When the adult Rachel wins a radio competition to go and see the boys play in Prague, she re-contacts Claire, Heather and Zoe to see if they’ll come, too. The Band refers to the pop group, the quartet of women and the rubber bracelets they wear round their wrists.

So how have they fared in the intervening 25 years? Rachel (Rachel Lumberg, in the best performance of the night) has matured plausibly into a woman scared of ultimate commitment to Jeff (Martin Miller), the legacy of her parents’ turbulent marriage.

Meanwhile, we’re asked to believe the formerly superfit high diver, Claire, has morphed into a morbidly obese adult, although she does have one of the best lines in the show. The women are discussing their attitude to sex. ‘I like to have sex once with men,’ says Claire (Alison Fitzjohn). ‘And then I eat them.’

As a teenager, Heather also spread her favours far and wide. At one point, the bookish Zoe is enthusing about training for a Duke of Edinburgh Award.

‘Heather ought to get a Duke of York Award,’ says someone.

‘Why?’ asks someone else.

‘Because she’s had 10,000 men.’ But not for one moment was I persuaded she’d have matured into Emily Joyce’s firmly middle-class lesbian. And whatever happened to her generous décolletage along the way?
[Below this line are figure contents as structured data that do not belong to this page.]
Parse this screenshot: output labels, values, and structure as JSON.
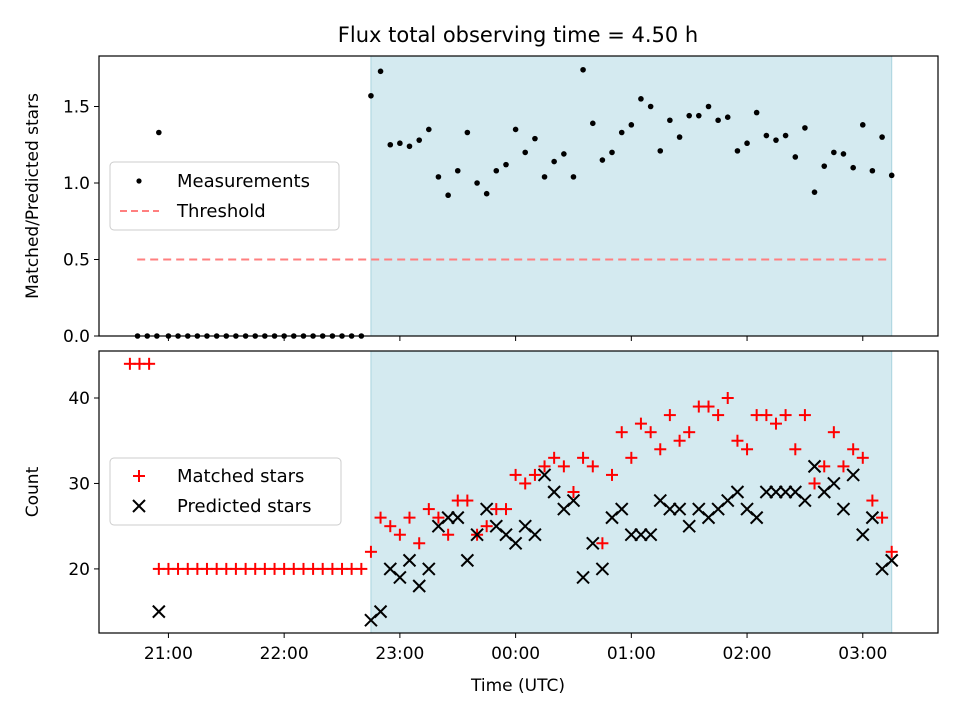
{
  "colors": {
    "shade": "#d4eaf0",
    "shade_edge": "#a9d3de",
    "measurements": "#000000",
    "threshold": "#ff7f7f",
    "matched": "#ff0000",
    "predicted": "#000000"
  },
  "chart_data": [
    {
      "type": "scatter",
      "title": "Flux total observing time = 4.50 h",
      "ylabel": "Matched/Predicted stars",
      "xlabel": "",
      "xlim": [
        20.4,
        27.65
      ],
      "ylim": [
        0,
        1.83
      ],
      "x_unit": "hours (UTC), values >= 24 are after midnight",
      "yticks": [
        0.0,
        0.5,
        1.0,
        1.5
      ],
      "ytick_labels": [
        "0.0",
        "0.5",
        "1.0",
        "1.5"
      ],
      "shaded_interval": [
        22.75,
        27.25
      ],
      "legend_position": "center-left",
      "series": [
        {
          "name": "Measurements",
          "marker": "dot",
          "x": [
            20.733,
            20.817,
            20.9,
            21.0,
            21.083,
            21.167,
            21.25,
            21.333,
            21.417,
            21.5,
            21.583,
            21.667,
            21.75,
            21.833,
            21.917,
            22.0,
            22.083,
            22.167,
            22.25,
            22.333,
            22.417,
            22.5,
            22.583,
            22.667,
            22.75,
            22.833,
            22.917,
            23.0,
            23.083,
            23.167,
            23.25,
            23.333,
            23.417,
            23.5,
            23.583,
            23.667,
            23.75,
            23.833,
            23.917,
            24.0,
            24.083,
            24.167,
            24.25,
            24.333,
            24.417,
            24.5,
            24.583,
            24.667,
            24.75,
            24.833,
            24.917,
            25.0,
            25.083,
            25.167,
            25.25,
            25.333,
            25.417,
            25.5,
            25.583,
            25.667,
            25.75,
            25.833,
            25.917,
            26.0,
            26.083,
            26.167,
            26.25,
            26.333,
            26.417,
            26.5,
            26.583,
            26.667,
            26.75,
            26.833,
            26.917,
            27.0,
            27.083,
            27.167,
            27.25
          ],
          "y": [
            0,
            0,
            0,
            0,
            0,
            0,
            0,
            0,
            0,
            0,
            0,
            0,
            0,
            0,
            0,
            0,
            0,
            0,
            0,
            0,
            0,
            0,
            0,
            0,
            1.57,
            1.73,
            1.25,
            1.26,
            1.24,
            1.28,
            1.35,
            1.04,
            0.92,
            1.08,
            1.33,
            1.0,
            0.93,
            1.08,
            1.12,
            1.35,
            1.2,
            1.29,
            1.04,
            1.14,
            1.19,
            1.04,
            1.74,
            1.39,
            1.15,
            1.2,
            1.33,
            1.38,
            1.55,
            1.5,
            1.21,
            1.41,
            1.3,
            1.44,
            1.44,
            1.5,
            1.41,
            1.43,
            1.21,
            1.26,
            1.46,
            1.31,
            1.28,
            1.31,
            1.17,
            1.36,
            0.94,
            1.11,
            1.2,
            1.19,
            1.1,
            1.38,
            1.08,
            1.3,
            1.05
          ],
          "extra_points": [
            {
              "x": 20.917,
              "y": 1.33
            }
          ]
        },
        {
          "name": "Threshold",
          "marker": "dashed-line",
          "x": [
            20.73,
            27.22
          ],
          "y": [
            0.5,
            0.5
          ]
        }
      ]
    },
    {
      "type": "scatter",
      "title": "",
      "ylabel": "Count",
      "xlabel": "Time (UTC)",
      "xlim": [
        20.4,
        27.65
      ],
      "ylim": [
        12.5,
        45.5
      ],
      "xticks": [
        21,
        22,
        23,
        24,
        25,
        26,
        27
      ],
      "xtick_labels": [
        "21:00",
        "22:00",
        "23:00",
        "00:00",
        "01:00",
        "02:00",
        "03:00"
      ],
      "yticks": [
        20,
        30,
        40
      ],
      "ytick_labels": [
        "20",
        "30",
        "40"
      ],
      "shaded_interval": [
        22.75,
        27.25
      ],
      "legend_position": "center-left",
      "series": [
        {
          "name": "Matched stars",
          "marker": "plus",
          "x": [
            20.667,
            20.75,
            20.833,
            20.917,
            21.0,
            21.083,
            21.167,
            21.25,
            21.333,
            21.417,
            21.5,
            21.583,
            21.667,
            21.75,
            21.833,
            21.917,
            22.0,
            22.083,
            22.167,
            22.25,
            22.333,
            22.417,
            22.5,
            22.583,
            22.667,
            22.75,
            22.833,
            22.917,
            23.0,
            23.083,
            23.167,
            23.25,
            23.333,
            23.417,
            23.5,
            23.583,
            23.667,
            23.75,
            23.833,
            23.917,
            24.0,
            24.083,
            24.167,
            24.25,
            24.333,
            24.417,
            24.5,
            24.583,
            24.667,
            24.75,
            24.833,
            24.917,
            25.0,
            25.083,
            25.167,
            25.25,
            25.333,
            25.417,
            25.5,
            25.583,
            25.667,
            25.75,
            25.833,
            25.917,
            26.0,
            26.083,
            26.167,
            26.25,
            26.333,
            26.417,
            26.5,
            26.583,
            26.667,
            26.75,
            26.833,
            26.917,
            27.0,
            27.083,
            27.167,
            27.25
          ],
          "y": [
            44,
            44,
            44,
            20,
            20,
            20,
            20,
            20,
            20,
            20,
            20,
            20,
            20,
            20,
            20,
            20,
            20,
            20,
            20,
            20,
            20,
            20,
            20,
            20,
            20,
            22,
            26,
            25,
            24,
            26,
            23,
            27,
            26,
            24,
            28,
            28,
            24,
            25,
            27,
            27,
            31,
            30,
            31,
            32,
            33,
            32,
            29,
            33,
            32,
            23,
            31,
            36,
            33,
            37,
            36,
            34,
            38,
            35,
            36,
            39,
            39,
            38,
            40,
            35,
            34,
            38,
            38,
            37,
            38,
            34,
            38,
            30,
            32,
            36,
            32,
            34,
            33,
            28,
            26,
            22
          ],
          "comment_first_three": "three points near 20.67-20.83 at 44"
        },
        {
          "name": "Predicted stars",
          "marker": "x",
          "x": [
            20.917,
            22.75,
            22.833,
            22.917,
            23.0,
            23.083,
            23.167,
            23.25,
            23.333,
            23.417,
            23.5,
            23.583,
            23.667,
            23.75,
            23.833,
            23.917,
            24.0,
            24.083,
            24.167,
            24.25,
            24.333,
            24.417,
            24.5,
            24.583,
            24.667,
            24.75,
            24.833,
            24.917,
            25.0,
            25.083,
            25.167,
            25.25,
            25.333,
            25.417,
            25.5,
            25.583,
            25.667,
            25.75,
            25.833,
            25.917,
            26.0,
            26.083,
            26.167,
            26.25,
            26.333,
            26.417,
            26.5,
            26.583,
            26.667,
            26.75,
            26.833,
            26.917,
            27.0,
            27.083,
            27.167,
            27.25
          ],
          "y": [
            15,
            14,
            15,
            20,
            19,
            21,
            18,
            20,
            25,
            26,
            26,
            21,
            24,
            27,
            25,
            24,
            23,
            25,
            24,
            31,
            29,
            27,
            28,
            19,
            23,
            20,
            26,
            27,
            24,
            24,
            24,
            28,
            27,
            27,
            25,
            27,
            26,
            27,
            28,
            29,
            27,
            26,
            29,
            29,
            29,
            29,
            28,
            32,
            29,
            30,
            27,
            31,
            24,
            26,
            20,
            21
          ]
        }
      ]
    }
  ]
}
What earns the show its third star is the music, of course. Barlow is a prodigiously gifted writer of pop anthems: A Million Love Songs, Back For Good, Patience, Rule the World, for example. There was a TV talent show, let it shine, to find the five young men who comprise the band. Only two of the originals were on show when I caught the musical in Wimbledon, which raises the slightly hellish prospect of take that clones proliferating, amoeba-like, across the land.